H&O What albumin-bound paclitaxel combination regimens are being explored?
CR There are no formal phase III trials that have looked at combinations. All of the trials that have been published to this point are relatively small phase II trials, and the dosing is inconsistent. Albumin-bound paclitaxel can be combined with a platinum and with gemcitabine. However, I do not think we have a great understanding of the appropriate dosing of albumin-bound paclitaxel when using it as a combination partner.
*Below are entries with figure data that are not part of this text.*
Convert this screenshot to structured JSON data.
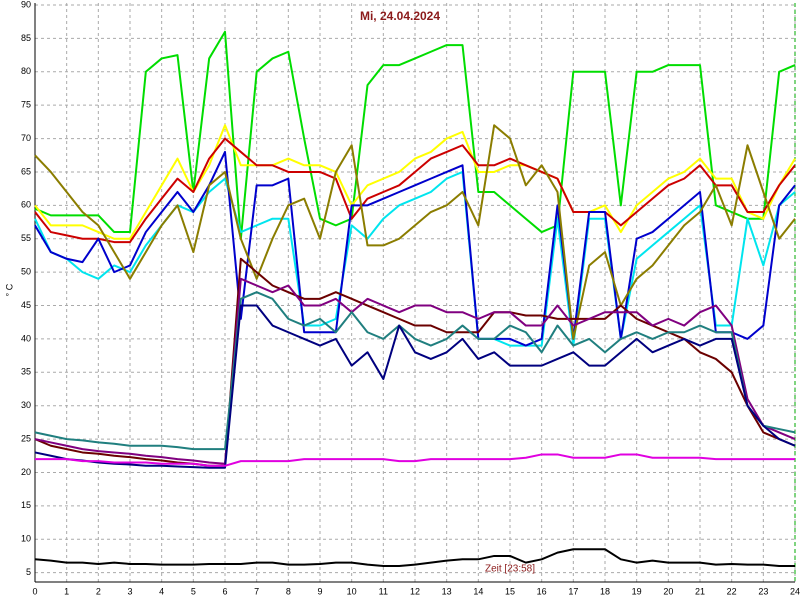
{
  "chart_data": {
    "type": "line",
    "title": "Mi, 24.04.2024",
    "y_label": "° C",
    "annotation": "Zeit [23:58]",
    "grid": true,
    "xlim": [
      0,
      24
    ],
    "ylim": [
      3.6,
      90.3
    ],
    "xticks": [
      0,
      1,
      2,
      3,
      4,
      5,
      6,
      7,
      8,
      9,
      10,
      11,
      12,
      13,
      14,
      15,
      16,
      17,
      18,
      19,
      20,
      21,
      22,
      23,
      24
    ],
    "yticks": [
      5,
      10,
      15,
      20,
      25,
      30,
      35,
      40,
      45,
      50,
      55,
      60,
      65,
      70,
      75,
      80,
      85,
      90
    ],
    "x": [
      0,
      0.5,
      1,
      1.5,
      2,
      2.5,
      3,
      3.5,
      4,
      4.5,
      5,
      5.5,
      6,
      6.5,
      7,
      7.5,
      8,
      8.5,
      9,
      9.5,
      10,
      10.5,
      11,
      11.5,
      12,
      12.5,
      13,
      13.5,
      14,
      14.5,
      15,
      15.5,
      16,
      16.5,
      17,
      17.5,
      18,
      18.5,
      19,
      19.5,
      20,
      20.5,
      21,
      21.5,
      22,
      22.5,
      23,
      23.5,
      24
    ],
    "series": [
      {
        "color": "#00dd00",
        "values": [
          59.5,
          58.5,
          58.5,
          58.5,
          58.5,
          56,
          56,
          80,
          82,
          82.5,
          62,
          82,
          86,
          55,
          80,
          82,
          83,
          70,
          58,
          57,
          58,
          78,
          81,
          81,
          82,
          83,
          84,
          84,
          62,
          62,
          60,
          58,
          56,
          57,
          80,
          80,
          80,
          60,
          80,
          80,
          81,
          81,
          81,
          60,
          59,
          58,
          58,
          80,
          81
        ]
      },
      {
        "color": "#ffff00",
        "values": [
          60,
          57,
          57,
          57,
          56,
          55,
          55,
          59,
          63,
          67,
          62,
          66,
          72,
          66,
          66,
          66,
          67,
          66,
          66,
          65,
          60,
          63,
          64,
          65,
          67,
          68,
          70,
          71,
          65,
          65,
          66,
          66,
          65,
          64,
          59,
          59,
          60,
          56,
          60,
          62,
          64,
          65,
          67,
          64,
          64,
          59,
          58,
          63,
          67
        ]
      },
      {
        "color": "#cc0000",
        "values": [
          59,
          56,
          55.5,
          55,
          55,
          54.5,
          54.5,
          58,
          61,
          64,
          62,
          67,
          70,
          68,
          66,
          66,
          65,
          65,
          65,
          64,
          58,
          61,
          62,
          63,
          65,
          67,
          68,
          69,
          66,
          66,
          67,
          66,
          65,
          64,
          59,
          59,
          59,
          57,
          59,
          61,
          63,
          64,
          66,
          63,
          63,
          59,
          59,
          63,
          66
        ]
      },
      {
        "color": "#00e5ee",
        "values": [
          58,
          53,
          52,
          50,
          49,
          51,
          50,
          54,
          57,
          60,
          59,
          62,
          64,
          56,
          57,
          58,
          58,
          42,
          42,
          43,
          57,
          55,
          58,
          60,
          61,
          62,
          64,
          65,
          40,
          40,
          39,
          39,
          39,
          58,
          39,
          58,
          58,
          40,
          52,
          54,
          56,
          58,
          60,
          42,
          42,
          58,
          51,
          60,
          62
        ]
      },
      {
        "color": "#0000cc",
        "values": [
          57,
          53,
          52,
          51.5,
          55,
          50,
          51,
          56,
          59,
          62,
          59,
          63,
          68,
          43,
          63,
          63,
          64,
          41,
          41,
          41,
          60,
          60,
          61,
          62,
          63,
          64,
          65,
          66,
          40,
          40,
          40,
          39,
          40,
          60,
          40,
          59,
          59,
          40,
          55,
          56,
          58,
          60,
          62,
          41,
          41,
          40,
          42,
          60,
          63
        ]
      },
      {
        "color": "#8b7d00",
        "values": [
          67.5,
          65,
          62,
          59,
          57,
          53,
          49,
          53,
          57,
          60,
          53,
          63,
          65,
          55,
          49,
          55,
          60,
          61,
          55,
          65,
          69,
          54,
          54,
          55,
          57,
          59,
          60,
          62,
          57,
          72,
          70,
          63,
          66,
          62,
          40,
          51,
          53,
          45,
          49,
          51,
          54,
          57,
          59,
          63,
          57,
          69,
          62,
          55,
          58
        ]
      },
      {
        "color": "#6b0000",
        "values": [
          25,
          24,
          23.5,
          23,
          22.8,
          22.5,
          22.3,
          22,
          21.8,
          21.5,
          21.3,
          21,
          21,
          52,
          50,
          48,
          47,
          46,
          46,
          47,
          46,
          45,
          44,
          43,
          42,
          42,
          41,
          41,
          41,
          44,
          44,
          43.5,
          43.5,
          43,
          43,
          43,
          43,
          45,
          43,
          42,
          41,
          40,
          38,
          37,
          35,
          30,
          26,
          25,
          24
        ]
      },
      {
        "color": "#800080",
        "values": [
          25,
          24.5,
          24,
          23.5,
          23.2,
          23,
          22.8,
          22.5,
          22.3,
          22,
          21.8,
          21.5,
          21.3,
          49,
          48,
          47,
          48,
          45,
          45,
          46,
          44,
          46,
          45,
          44,
          45,
          45,
          44,
          44,
          43,
          44,
          44,
          42,
          42,
          45,
          42,
          43,
          44,
          44,
          44,
          42,
          43,
          42,
          44,
          45,
          42,
          31,
          27,
          26,
          25
        ]
      },
      {
        "color": "#207f7f",
        "values": [
          26,
          25.5,
          25,
          24.8,
          24.5,
          24.3,
          24,
          24,
          24,
          23.8,
          23.5,
          23.5,
          23.5,
          46,
          47,
          46,
          43,
          42,
          43,
          41,
          44,
          41,
          40,
          42,
          40,
          39,
          40,
          42,
          40,
          40,
          42,
          41,
          38,
          42,
          39,
          40,
          38,
          40,
          41,
          40,
          41,
          41,
          42,
          41,
          41,
          30,
          27,
          26.5,
          26
        ]
      },
      {
        "color": "#00007f",
        "values": [
          23,
          22.5,
          22,
          21.8,
          21.5,
          21.3,
          21.2,
          21,
          21,
          20.9,
          20.8,
          20.7,
          20.7,
          45,
          45,
          42,
          41,
          40,
          39,
          40,
          36,
          38,
          34,
          42,
          38,
          37,
          38,
          40,
          37,
          38,
          36,
          36,
          36,
          37,
          38,
          36,
          36,
          38,
          40,
          38,
          39,
          40,
          39,
          40,
          40,
          30,
          27,
          25,
          24
        ]
      },
      {
        "color": "#e000e0",
        "values": [
          22,
          22,
          22,
          21.7,
          21.7,
          21.5,
          21.5,
          21.5,
          21.3,
          21.3,
          21.3,
          21,
          21,
          21.7,
          21.7,
          21.7,
          21.7,
          22,
          22,
          22,
          22,
          22,
          22,
          21.7,
          21.7,
          22,
          22,
          22,
          22,
          22,
          22,
          22.2,
          22.7,
          22.7,
          22.2,
          22.2,
          22.2,
          22.7,
          22.7,
          22.2,
          22.2,
          22.2,
          22.2,
          22,
          22,
          22,
          22,
          22,
          22
        ]
      },
      {
        "color": "#000000",
        "values": [
          7,
          6.8,
          6.5,
          6.5,
          6.3,
          6.5,
          6.3,
          6.3,
          6.2,
          6.2,
          6.2,
          6.3,
          6.3,
          6.3,
          6.5,
          6.5,
          6.2,
          6.2,
          6.3,
          6.5,
          6.5,
          6.2,
          6,
          6,
          6.2,
          6.5,
          6.8,
          7,
          7,
          7.5,
          7.5,
          6.5,
          7,
          8,
          8.5,
          8.5,
          8.5,
          7,
          6.5,
          6.8,
          6.5,
          6.5,
          6.5,
          6.2,
          6.3,
          6.2,
          6.2,
          6,
          6
        ]
      }
    ]
  }
}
There have been numerous reports of combining albumin-bound paclitaxel with carboplatin and bevacizumab, especially in the neoadjuvant setting. Some of the endpoints of these trials are looking at SPARC expression to determine whether SPARC is predictive of benefit. Ongoing studies are trying to establish optimal dosing for albumin-bound paclitaxel in combination.
Suggested Readings
Gradishar WJ, Tjulandin S, Davidson N, et al. Phase III trial of nanoparticle albumin-bound paclitaxel compared with polyethylated castor oil-based paclitaxel in women with breast cancer. J Clin Oncol. 2005;23:7794-7803.
Gradishar WJ, Krasnojon D, Cheporov S, et al. Significantly longer progression-free survival with nab-paclitaxel compared with docetaxel as first-line therapy for metastatic breast cancer. J Clin Oncol. 2009;27:3611-3619.
Lobo C, Lopes G, Baez O, et al. Final results of a phase II study of nab-paclitaxel, bevacizumab, and gemcitabine as first-line therapy for patients with HER2-negative metastatic breast cancer. Breast Cancer Res Treat. 2010;123:427-435.